Saturday, March 24, 2012

DK Holland's "Where Our Wild Things Are"

You've been working as a freelance designer with moderate success for about a year; that is, you're able to pay your bills and you like your apartment, but you haven't started your own firm, and you aren't taking any vacations to Fiji. You see a $1000 crowdsourcing project posted on a job board or website that seems to be a perfect fit with a project that you've been working on in your spare time for a while now, so you decide to submit that completely original design that you've probably put about 50 hours of work into. Then, surprise: The company picks your design, and they contact you via email, sending along a WMFH contract for you to sign, handing over all of your rights to anything related to that design, for eternity. Hm. You poke around online, and find that this company has a track record of using, reproducing, altering, and often selling off designs that they've bought from neophyte designers. So, what do you do? Why do you make this decision?

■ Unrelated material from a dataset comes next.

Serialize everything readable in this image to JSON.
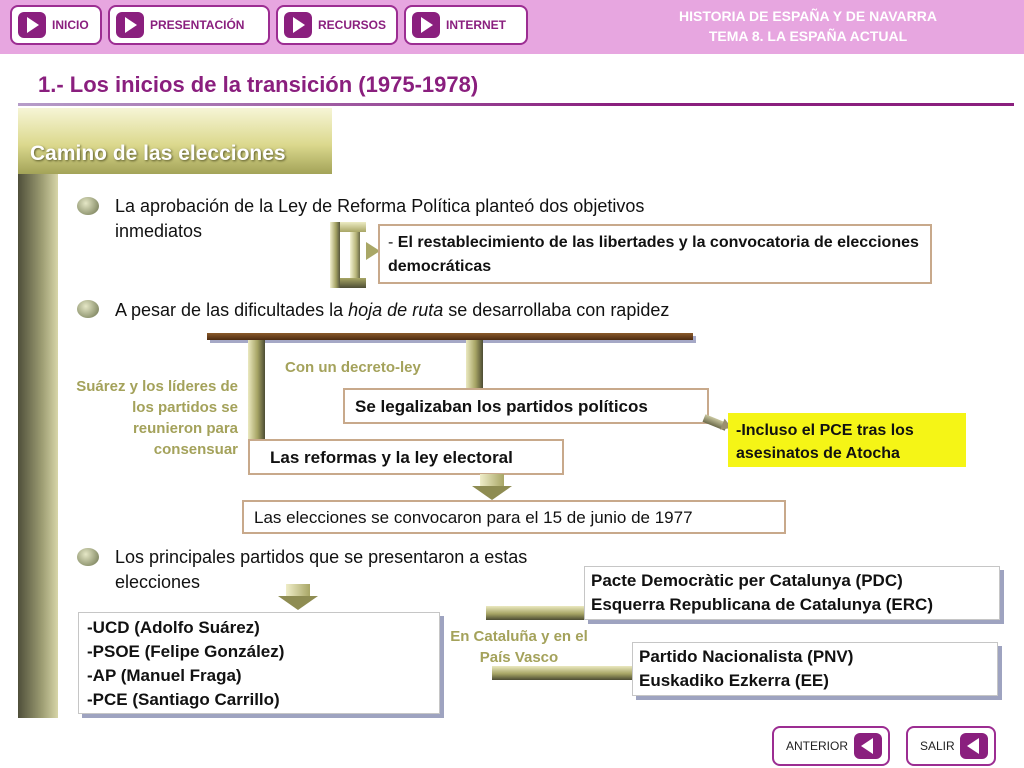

Knowing that I would not receive any credit for my design if it won the competition, I would not agree to the WMFH.  As an interior  design student I  feel like I have a good understanding of the pride that a designer has in all of their designs that they create; especially the designs that are acknowledged as being the best of the best.  If I were to enter a design in a contest I would be sure to put a lot of time and effort in creating the "perfect" design for the client.  Design presentations take hours and hours to develop and put together.  I would hate it if I did not receive any credit for a winning design of mine after dedicating myself to the project.  I would pass on this opportunity and would much rather find a client on my own to ensure that I would get credit my designs.  Receiving credit for designs is much more important that the possible money that could be made by entering this contest.  Money can only get people so far, but having the reputation of a prestegious designer will get designers much farther in their careers.